- Men fear getting tested for HIV/Aids
- Pregnant mothers not accompanied obtain letters from LCs to access services
- Some health workers lack skills in ante natal care services which scares couples
- Ministry of Health developed policy to improve ante natal care. Couples are served faster.
Maracha. Negative attitude of some men in the district towards accompanying their expectant spouses for antenatal clinics is frustrating efforts of health workers to eliminate mother to child transmission of HIV/AIDS.
This was disclosed by Pascal Amade the district HIV Focal Person during a recent HIV stake holders meeting today. “Our records for antenatal clinics indicate that more women than men turn up for voluntary counseling and testing for HIV. That means men still have that degree of stigma,” Ms Amade said.

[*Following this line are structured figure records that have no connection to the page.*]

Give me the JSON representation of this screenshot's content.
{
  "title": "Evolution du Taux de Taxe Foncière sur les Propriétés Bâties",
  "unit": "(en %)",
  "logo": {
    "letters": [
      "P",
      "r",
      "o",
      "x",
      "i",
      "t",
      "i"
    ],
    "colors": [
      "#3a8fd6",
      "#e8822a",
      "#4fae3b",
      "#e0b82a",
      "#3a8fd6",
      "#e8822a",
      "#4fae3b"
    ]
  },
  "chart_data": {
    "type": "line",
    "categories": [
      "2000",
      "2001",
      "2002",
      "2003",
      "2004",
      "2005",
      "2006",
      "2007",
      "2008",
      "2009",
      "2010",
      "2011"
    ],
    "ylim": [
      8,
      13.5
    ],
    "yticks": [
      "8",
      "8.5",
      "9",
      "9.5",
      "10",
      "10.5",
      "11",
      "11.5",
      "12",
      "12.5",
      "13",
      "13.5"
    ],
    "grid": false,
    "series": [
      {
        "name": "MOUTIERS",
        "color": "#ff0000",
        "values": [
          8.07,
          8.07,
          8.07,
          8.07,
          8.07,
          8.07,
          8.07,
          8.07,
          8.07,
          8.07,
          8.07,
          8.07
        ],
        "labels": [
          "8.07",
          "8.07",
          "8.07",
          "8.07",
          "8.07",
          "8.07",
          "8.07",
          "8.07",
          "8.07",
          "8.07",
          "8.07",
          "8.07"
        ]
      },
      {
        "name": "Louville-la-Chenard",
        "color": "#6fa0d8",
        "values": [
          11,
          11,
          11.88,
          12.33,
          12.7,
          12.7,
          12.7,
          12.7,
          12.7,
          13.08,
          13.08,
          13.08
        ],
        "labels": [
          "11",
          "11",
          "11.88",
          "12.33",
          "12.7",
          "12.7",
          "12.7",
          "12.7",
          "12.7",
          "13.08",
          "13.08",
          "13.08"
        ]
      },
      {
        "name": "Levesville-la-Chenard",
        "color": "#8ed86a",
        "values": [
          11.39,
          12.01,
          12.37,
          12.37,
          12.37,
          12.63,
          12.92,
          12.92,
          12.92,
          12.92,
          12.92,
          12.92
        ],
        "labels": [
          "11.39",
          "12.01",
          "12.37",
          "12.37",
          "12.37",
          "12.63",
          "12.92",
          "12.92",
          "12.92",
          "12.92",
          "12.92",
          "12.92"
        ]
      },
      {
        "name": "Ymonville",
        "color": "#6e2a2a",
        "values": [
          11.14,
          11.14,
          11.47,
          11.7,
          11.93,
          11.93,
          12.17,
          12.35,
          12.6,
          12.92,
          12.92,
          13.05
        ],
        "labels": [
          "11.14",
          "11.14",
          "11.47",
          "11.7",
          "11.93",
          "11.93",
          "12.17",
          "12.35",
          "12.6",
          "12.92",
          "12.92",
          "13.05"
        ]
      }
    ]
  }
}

She said most men fear to have the tests for HIV/Aids which results they do not want to know. A Mid wife in Nyadri Health center, Ms Betty Ayikoru said: “Most of our mothers come with letters from Lc’s and VHT’s telling us that their partners are not around. Does it mean that only men in Nyadri Sub-county are been taken to work as casual laborers in other places?”
Gertrude Inzikuru the midwife attached to Ovujo Health Center says majority of men in the area do not want to be tested for HIV/AIDS but some of them instead come with ready results. Maracha district HIV positivity rate stands at 0.4 percent.
“Some of these men claim they are tested somewhere and present the results to their spouses for onward submission to us. We can’t be sure of such results,” she said.
In Uganda, Antenatal care (ANC) services are characterized by poor attendance, poor counseling services and poor client-provider relations, with the quality being worse in rural areas. The quality of ANC is critical in enabling women and health workers identify risks and danger signs during pregnancy which should lead to appropriate action.
Russall Jurua the Principal Health Inspector of Maracha district says the health workers need to improve on their customer care services in order not to scare away these men. “Our health workers are lacking some skills. The communication bit especially focusing on customer care.” he said.
Modest Wadia the Assistant Chief Administrative Officer of Maracha district calls for dialogue meetings with the communities about the matter rather than punishing the expectant mother.
“If we resolve this year that male partners must accompany their spouses. If not, then the female partners may not be attended to. And the disadvantage comes back to the women,” Wadia said.